Obama’ first year fell apart in large part because he didn’t follow his chief of staff's advice in crucial matters.
"Emanueal is the only person keeping obama from becoming Jimmy Carter." (op. cit.)
And the young president’s authority was being systematically undermined or hedged by his seasoned advisers.
There was a leaderless White House, full of tension, chaos and infighting.
There was the dysfunction of an often leaderless White House.
And the oft-quoted statement first came about:
Obama kept on considering and redeciding the details until the last minute. Often the outcome of important policies were left to blind chance. (op. cit.) He would relitigate, even after decisions had seemed to be reached.
He relied on "shared interest" and consensus. The lack of surety and uncertainties from inexperience often paralyzed or inhibited decision making.
He learned the limits of pure intellect and spent "hour and hour in frustrating relitigations." (op. cit.)
NOT FACING THE FINANCIAL CHALLENGES
Although we might say that the inability to make difficult decisions would relate to not facing big challenges, I think they are separate, although both may require courage. It could, of course, be political fear that ruled. But there is no excuse for not doing his job!
Budgetary issues w styole…
He continually delayed the pain of "real fiscal rigor". He ducked tough choices.
Social Security, Medicare solvency and solutions, other than mention of intention, he proposed nothing concrete at all. But this job has to be done. This decision has to be made. We can't wait or continue in avoidance.
One problem that often occurs with inexperienced leaders is that they do not realize how long lead times are and so never allow for that. They fail to see the train coming down the tracks about ready to run over them or the snowball growing bigger and bigger... until, wham! it's too late.

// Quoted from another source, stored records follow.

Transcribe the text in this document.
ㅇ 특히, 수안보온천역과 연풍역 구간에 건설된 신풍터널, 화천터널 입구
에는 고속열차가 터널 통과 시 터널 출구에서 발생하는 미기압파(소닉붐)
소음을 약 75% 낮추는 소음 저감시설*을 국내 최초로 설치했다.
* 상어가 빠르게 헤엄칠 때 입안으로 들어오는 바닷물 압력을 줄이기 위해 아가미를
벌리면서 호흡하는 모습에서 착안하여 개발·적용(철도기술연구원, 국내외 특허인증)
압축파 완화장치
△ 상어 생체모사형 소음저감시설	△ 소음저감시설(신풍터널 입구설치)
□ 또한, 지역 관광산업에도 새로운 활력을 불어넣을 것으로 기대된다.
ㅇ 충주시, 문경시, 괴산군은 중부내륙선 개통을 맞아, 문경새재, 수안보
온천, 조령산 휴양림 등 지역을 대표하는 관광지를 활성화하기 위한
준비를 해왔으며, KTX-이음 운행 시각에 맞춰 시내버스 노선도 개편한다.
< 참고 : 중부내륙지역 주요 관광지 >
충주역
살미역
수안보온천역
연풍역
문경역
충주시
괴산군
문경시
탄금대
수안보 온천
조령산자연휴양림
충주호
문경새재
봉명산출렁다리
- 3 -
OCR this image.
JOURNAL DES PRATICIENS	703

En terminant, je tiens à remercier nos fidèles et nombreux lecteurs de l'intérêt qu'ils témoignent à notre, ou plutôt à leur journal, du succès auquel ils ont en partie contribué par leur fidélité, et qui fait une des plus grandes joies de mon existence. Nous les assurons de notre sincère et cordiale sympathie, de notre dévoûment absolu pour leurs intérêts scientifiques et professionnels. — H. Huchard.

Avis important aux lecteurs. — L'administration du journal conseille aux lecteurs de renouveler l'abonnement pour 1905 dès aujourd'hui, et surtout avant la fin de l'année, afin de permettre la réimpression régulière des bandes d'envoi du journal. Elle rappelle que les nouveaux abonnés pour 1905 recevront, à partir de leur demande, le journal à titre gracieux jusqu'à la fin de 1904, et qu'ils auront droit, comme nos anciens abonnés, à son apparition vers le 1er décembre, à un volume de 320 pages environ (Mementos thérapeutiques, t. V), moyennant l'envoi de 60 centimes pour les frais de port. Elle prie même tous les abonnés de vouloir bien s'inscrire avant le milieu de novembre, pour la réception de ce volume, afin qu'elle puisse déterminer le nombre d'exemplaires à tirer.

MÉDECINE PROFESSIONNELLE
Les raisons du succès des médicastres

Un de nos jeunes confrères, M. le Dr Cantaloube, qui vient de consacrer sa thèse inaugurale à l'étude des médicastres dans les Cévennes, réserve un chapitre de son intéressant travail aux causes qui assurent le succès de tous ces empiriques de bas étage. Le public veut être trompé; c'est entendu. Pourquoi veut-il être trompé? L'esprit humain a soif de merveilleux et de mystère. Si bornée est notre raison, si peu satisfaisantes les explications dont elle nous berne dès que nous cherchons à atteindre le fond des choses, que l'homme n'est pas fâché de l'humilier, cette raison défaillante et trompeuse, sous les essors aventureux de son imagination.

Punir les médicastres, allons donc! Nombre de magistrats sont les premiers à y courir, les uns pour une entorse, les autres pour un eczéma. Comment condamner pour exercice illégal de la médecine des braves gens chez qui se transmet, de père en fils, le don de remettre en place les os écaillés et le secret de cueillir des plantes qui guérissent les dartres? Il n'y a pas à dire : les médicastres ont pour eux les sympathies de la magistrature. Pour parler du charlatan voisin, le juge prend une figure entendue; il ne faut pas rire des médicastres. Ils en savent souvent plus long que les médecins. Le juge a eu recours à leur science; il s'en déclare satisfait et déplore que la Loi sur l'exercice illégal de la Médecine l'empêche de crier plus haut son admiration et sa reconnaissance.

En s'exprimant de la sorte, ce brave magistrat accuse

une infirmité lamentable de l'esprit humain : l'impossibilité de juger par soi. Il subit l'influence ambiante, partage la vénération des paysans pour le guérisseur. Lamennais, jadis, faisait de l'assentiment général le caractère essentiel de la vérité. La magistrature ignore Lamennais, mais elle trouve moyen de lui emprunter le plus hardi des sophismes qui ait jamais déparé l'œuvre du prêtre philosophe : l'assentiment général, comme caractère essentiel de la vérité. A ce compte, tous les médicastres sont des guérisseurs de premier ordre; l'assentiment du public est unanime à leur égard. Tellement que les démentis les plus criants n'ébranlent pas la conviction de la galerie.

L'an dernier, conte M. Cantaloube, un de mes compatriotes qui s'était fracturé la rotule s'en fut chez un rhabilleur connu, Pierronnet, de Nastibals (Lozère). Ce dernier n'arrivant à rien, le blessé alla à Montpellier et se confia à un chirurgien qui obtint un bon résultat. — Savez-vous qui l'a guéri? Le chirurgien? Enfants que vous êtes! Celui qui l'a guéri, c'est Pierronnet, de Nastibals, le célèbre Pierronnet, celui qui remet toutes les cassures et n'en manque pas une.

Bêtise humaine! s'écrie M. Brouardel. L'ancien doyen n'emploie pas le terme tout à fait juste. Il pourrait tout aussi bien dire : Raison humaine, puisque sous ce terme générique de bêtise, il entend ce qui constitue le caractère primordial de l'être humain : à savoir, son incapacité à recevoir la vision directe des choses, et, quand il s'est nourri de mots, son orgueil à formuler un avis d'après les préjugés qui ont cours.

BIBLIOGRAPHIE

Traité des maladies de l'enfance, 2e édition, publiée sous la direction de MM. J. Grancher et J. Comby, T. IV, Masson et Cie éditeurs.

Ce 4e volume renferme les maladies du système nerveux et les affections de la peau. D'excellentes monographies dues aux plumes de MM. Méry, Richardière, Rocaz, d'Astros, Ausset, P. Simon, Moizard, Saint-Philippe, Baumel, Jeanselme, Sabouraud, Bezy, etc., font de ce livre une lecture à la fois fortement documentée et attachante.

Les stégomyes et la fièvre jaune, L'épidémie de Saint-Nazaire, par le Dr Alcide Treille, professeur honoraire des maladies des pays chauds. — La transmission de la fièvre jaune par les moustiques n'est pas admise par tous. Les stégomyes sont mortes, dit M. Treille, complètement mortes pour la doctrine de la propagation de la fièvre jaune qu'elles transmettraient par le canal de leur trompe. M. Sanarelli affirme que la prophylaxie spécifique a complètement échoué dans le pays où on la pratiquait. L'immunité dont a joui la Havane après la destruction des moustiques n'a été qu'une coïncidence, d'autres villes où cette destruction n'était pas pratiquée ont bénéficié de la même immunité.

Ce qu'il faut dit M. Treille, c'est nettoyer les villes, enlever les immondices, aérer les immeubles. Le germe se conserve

Even his budget failed to acknowledge the realities - and it was voted down 97-0 in the Senate...
He had trouble making demands and insisting that people follow his orders and policies (what few he had made clear). As an experienced advisor noted that "can't be healthy."
As Anita Dunn said “The president is such a capable guy, he thought [misestimated!] he could master these organization issues. I don’t think he understood how important they were." (op. cit.) [I myself was surprised, even with my training, how hard it was to actually manage a business. Theory only went so far. And my idealism flopped at times - and cost me lots of money.]
Biden wanted Obama to step up and assert more control. (op. cit.)
The disclosures of his management struggles and in making difficult decisions complicated things. And he seemed not able to demand accountability of his top advisers. And he lost their confidence. (But they do support him and keep all of this relatively secret.)
No plan of action.
THE HEALTH CARE BILL
The passing of this bill, finally, helped him save face.
But he failed to proactively frame the debate and the bill and didn't lead on this. The congress spent six months in an "utterly incoherent process, where the White House seemed to be of many minds, or none at all." (op. cit.) Obama failed to intervene.
It turned out that Pelosi had been waiting for the White House to take the lead. He never did.
It turned out to actually be PelosiCare, about which we found out "you have to pass the bill to understand what is in it." (The wise Orszag called Pelosi’s house bill a “liberal fantasy of glut and expansion."
Obama got some mileage, using his frequent "make the other guy wrong" strategy, out of attacking the insurers.